Tuesday, June 27, 2006

Jazz Interviewing

We learned to improvise.

Finally, the moment I was waiting for emerged. At the very beginning of our interview with musician Manuel Obregon, we left the script and simply engaged in a real conversation. Our youngest member, Crystal, showed the way. She stopped being "nice" and took charge, asking what she really wanted to know, in the moment, rather than the finely tuned question she had prepared beforehand. Things simply flowed from there and, synchronistically, all our prepared questions were still answered along with many others.

Following an amazing hour and a half, punctuated with Don Manuel's visual and musical examples played from his laptop, the group returned to the van wondering why we spent so many afternoons and late nights coming up with questions, prepping, and editing if the whole purpose was to break with the script?

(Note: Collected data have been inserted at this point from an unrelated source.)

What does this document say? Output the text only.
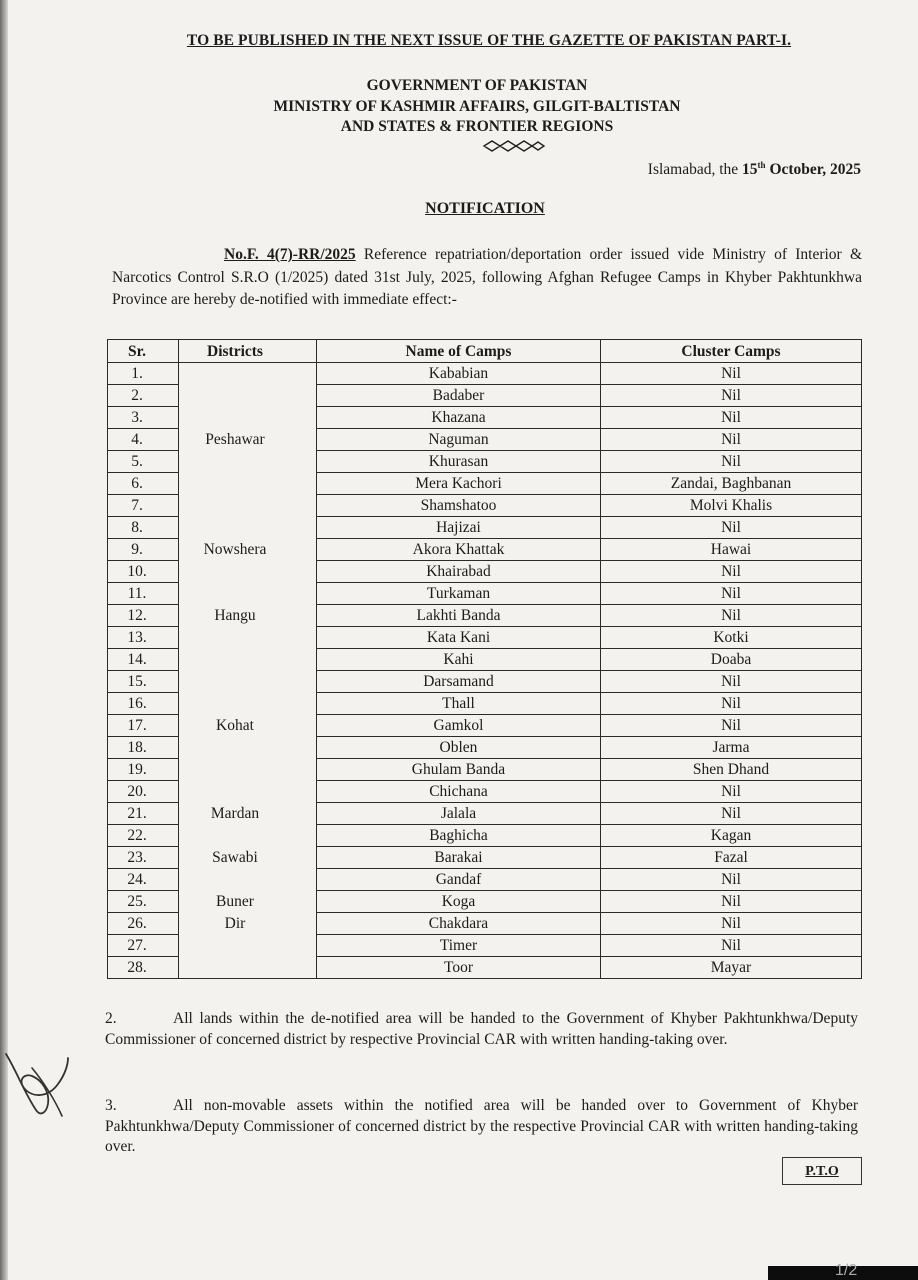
TO BE PUBLISHED IN THE NEXT ISSUE OF THE GAZETTE OF PAKISTAN PART-I.
GOVERNMENT OF PAKISTAN
MINISTRY OF KASHMIR AFFAIRS, GILGIT-BALTISTAN
AND STATES & FRONTIER REGIONS
Islamabad, the 15th October, 2025
NOTIFICATION
No.F. 4(7)-RR/2025 Reference repatriation/deportation order issued vide Ministry of Interior & Narcotics Control S.R.O (1/2025) dated 31st July, 2025, following Afghan Refugee Camps in Khyber Pakhtunkhwa Province are hereby de-notified with immediate effect:-
Sr.	Districts	Name of Camps	Cluster Camps
1.		Kababian	Nil
2.		Badaber	Nil
3.		Khazana	Nil
4.	Peshawar	Naguman	Nil
5.		Khurasan	Nil
6.		Mera Kachori	Zandai, Baghbanan
7.		Shamshatoo	Molvi Khalis
8.		Hajizai	Nil
9.	Nowshera	Akora Khattak	Hawai
10.		Khairabad	Nil
11.		Turkaman	Nil
12.	Hangu	Lakhti Banda	Nil
13.		Kata Kani	Kotki
14.		Kahi	Doaba
15.		Darsamand	Nil
16.		Thall	Nil
17.	Kohat	Gamkol	Nil
18.		Oblen	Jarma
19.		Ghulam Banda	Shen Dhand
20.		Chichana	Nil
21.	Mardan	Jalala	Nil
22.		Baghicha	Kagan
23.	Sawabi	Barakai	Fazal
24.		Gandaf	Nil
25.	Buner	Koga	Nil
26.	Dir	Chakdara	Nil
27.		Timer	Nil
28.		Toor	Mayar
2.	All lands within the de-notified area will be handed to the Government of Khyber Pakhtunkhwa/Deputy Commissioner of concerned district by respective Provincial CAR with written handing-taking over.
3.	All non-movable assets within the notified area will be handed over to Government of Khyber Pakhtunkhwa/Deputy Commissioner of concerned district by the respective Provincial CAR with written handing-taking over.
P.T.O
1/2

They are on the edge of what poet Derek Walcott calls the "discipline of the poem". Understood most simply, it means that only within the bounds of a clear form and order does true creativity and freedom to improvise emerge. It was the safety and security of our elaborately constructed script, finely tuned, with questions assigned, that allowed their minds the freedom to listen and be fully engaged in the present moment. It was these that allowed us to wait and listen for the emergence of real, spontaneous questions. Without this guide, the anxiety and self-consciousness might overwhelm and swallow the creative capacity, potentially stunting our sense of wonder.